Avant de me coucher, j’ai voulu savoir ce qu’il fallait penser de Beiling, d’après l’impression produite par lui sur quelques-uns des nôtres. Le pauvre enfant les a un peu abasourdis. 1° Il a fait déjà sa profession de foi sur les fréquentes communions, ce qui a un peu scandalisé les nôtres, surtout avec l’intention qu’il a néanmoins manifestée de se faire un jour religieux. 2° Il a été parler à plusieurs de son traitement, ce qui me vexe un peu, parce que je prévois que, pour la première année, il ne pourra guère nous servir à grand’chose, et que si ceux que je paie beaucoup moins s’aperçoivent qu’il ne fait rien, il y aura sûrement des murmures. Il paraît que ceci est un peu ma faute. J’avais eu l’intention de vous prier de lui donner un avis à cet égard et je l’ai, je le crois, oublié. Je vais, au reste, tâcher de causer avec lui toute cette matinée, afin de le remonter un peu et de le mettre au courant de nos usages. Il paraît qu’aucun des trois n’a beaucoup paru jusqu’à présent aux exercices religieux.

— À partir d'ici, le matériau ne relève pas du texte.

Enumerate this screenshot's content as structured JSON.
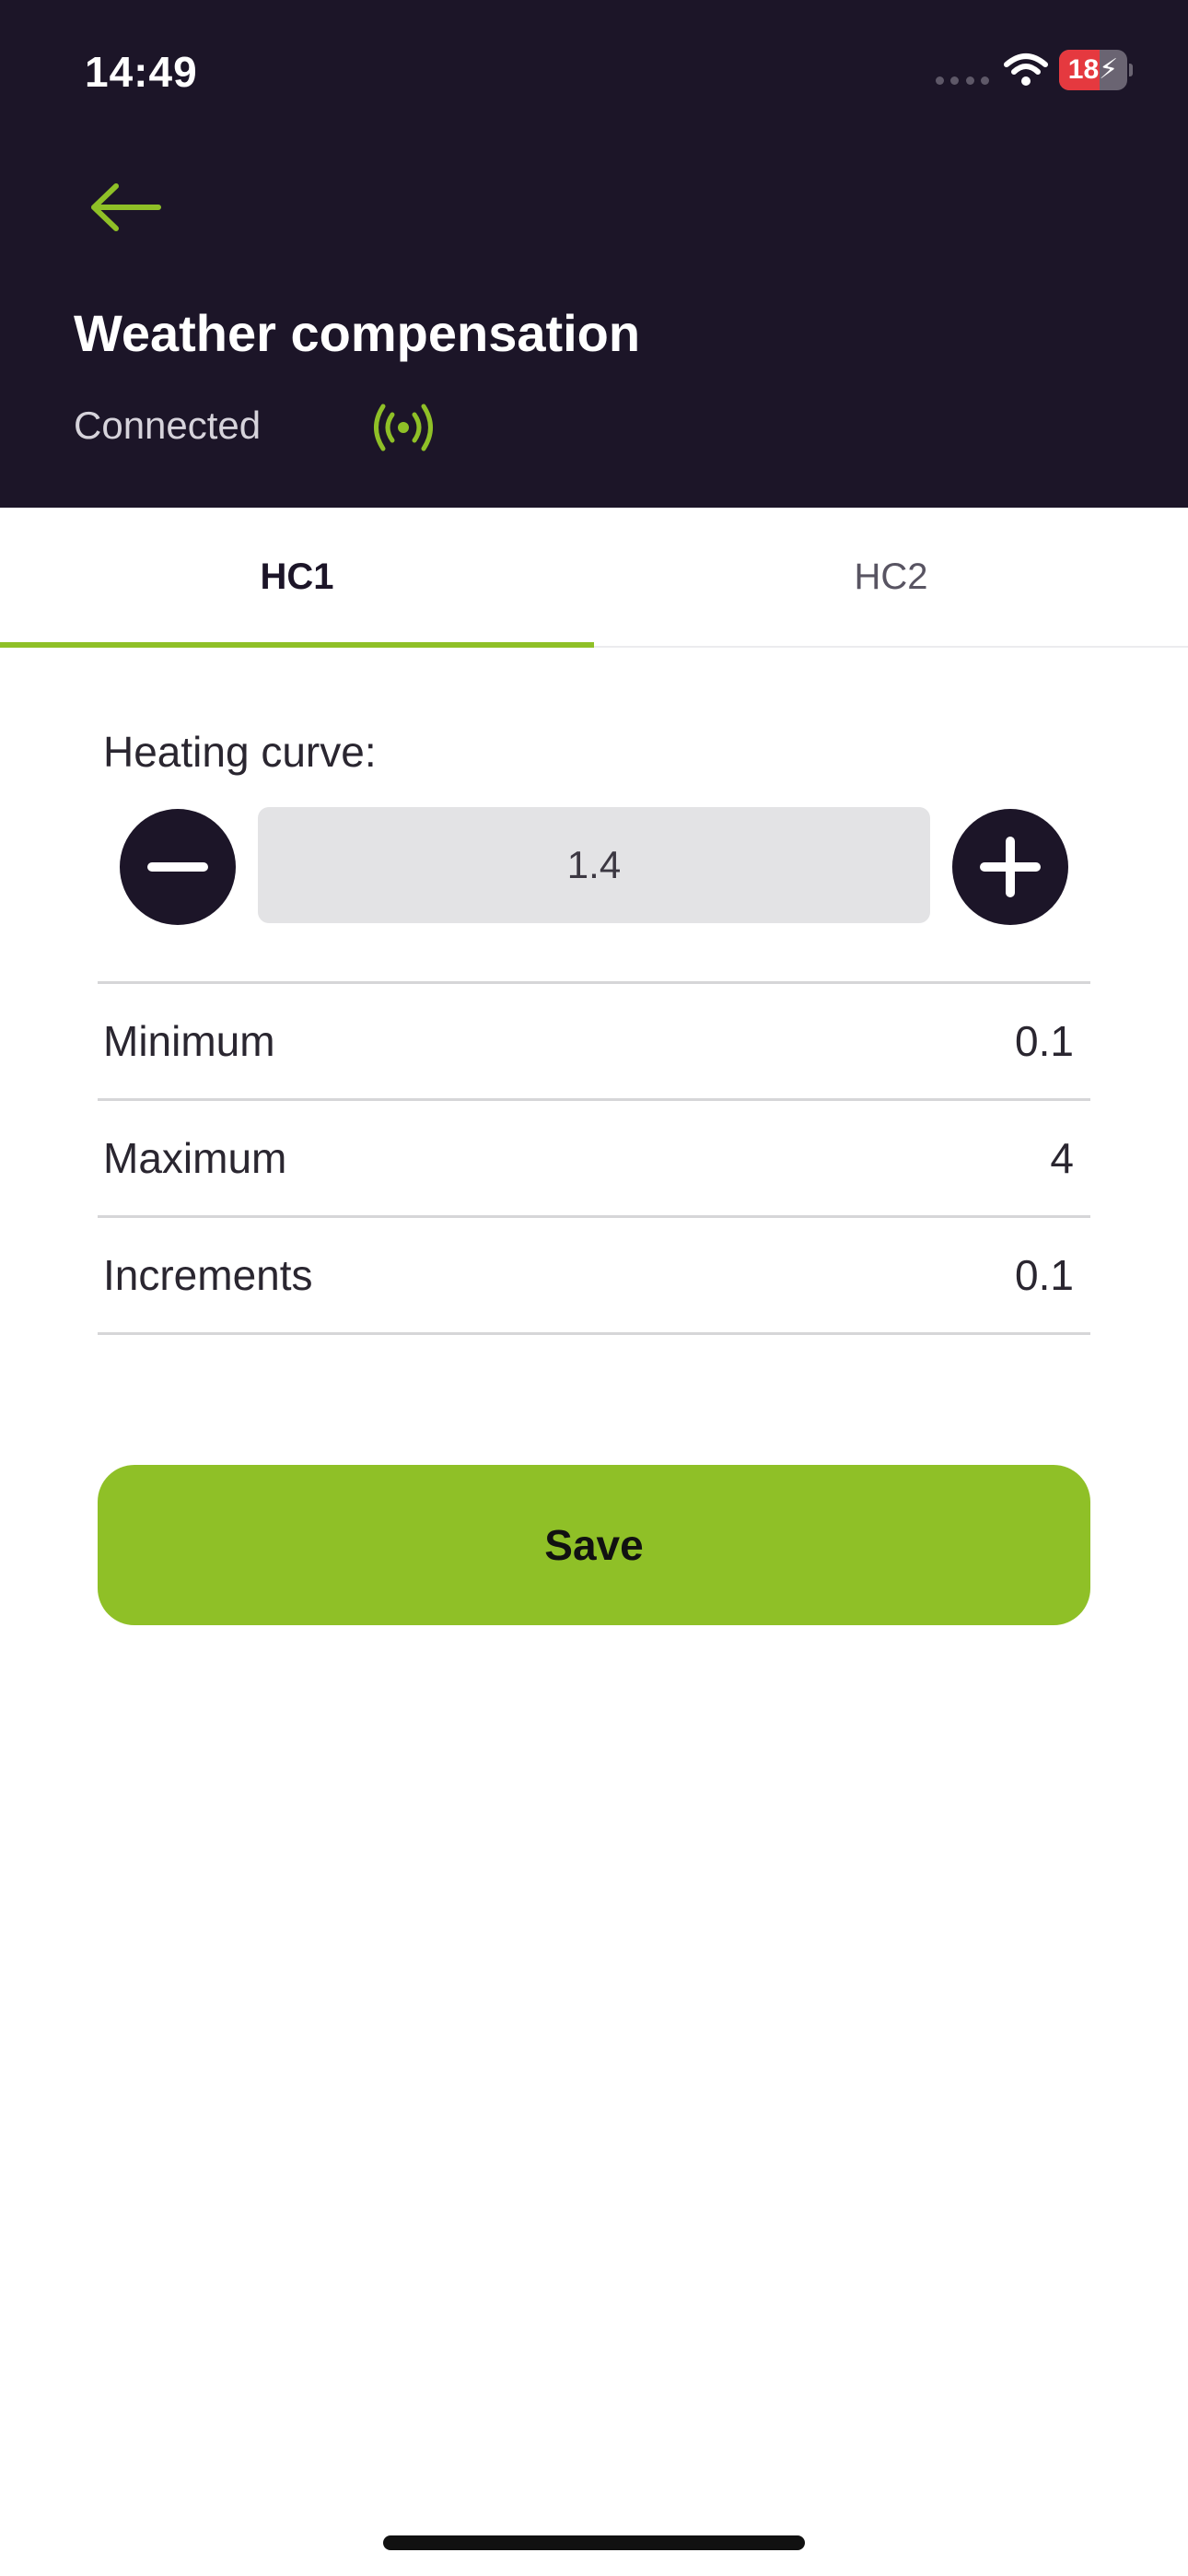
{
  "status_bar": {
    "time": "14:49",
    "battery_level": 18,
    "battery_label": "18⚡",
    "battery_color": "#e5393f",
    "icons": [
      "cellular-dots-icon",
      "wifi-icon",
      "battery-charging-icon"
    ]
  },
  "header": {
    "back_icon": "arrow-left-icon",
    "title": "Weather compensation",
    "connection_status": "Connected",
    "connection_icon": "broadcast-signal-icon",
    "background_color": "#1c1528",
    "accent_color": "#8fc027"
  },
  "tabs": [
    {
      "label": "HC1",
      "selected": true
    },
    {
      "label": "HC2",
      "selected": false
    }
  ],
  "heating_curve": {
    "label": "Heating curve:",
    "value": "1.4",
    "decrement_icon": "minus-circle-icon",
    "increment_icon": "plus-circle-icon"
  },
  "limits": [
    {
      "label": "Minimum",
      "value": "0.1"
    },
    {
      "label": "Maximum",
      "value": "4"
    },
    {
      "label": "Increments",
      "value": "0.1"
    }
  ],
  "save_label": "Save"
}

Voilà, ma chère enfant, le résultat premier de mes impressions, ou plutôt des impressions de nos Messieurs. Du reste, je dois dans quelques heures avoir des renseignements plus précis et j’espère que, combinés avec ce que vous me dites et avec ce que j’observerai moi-même, nous pourrons venir à bout de faire un peu de bien à ces jeunes gens.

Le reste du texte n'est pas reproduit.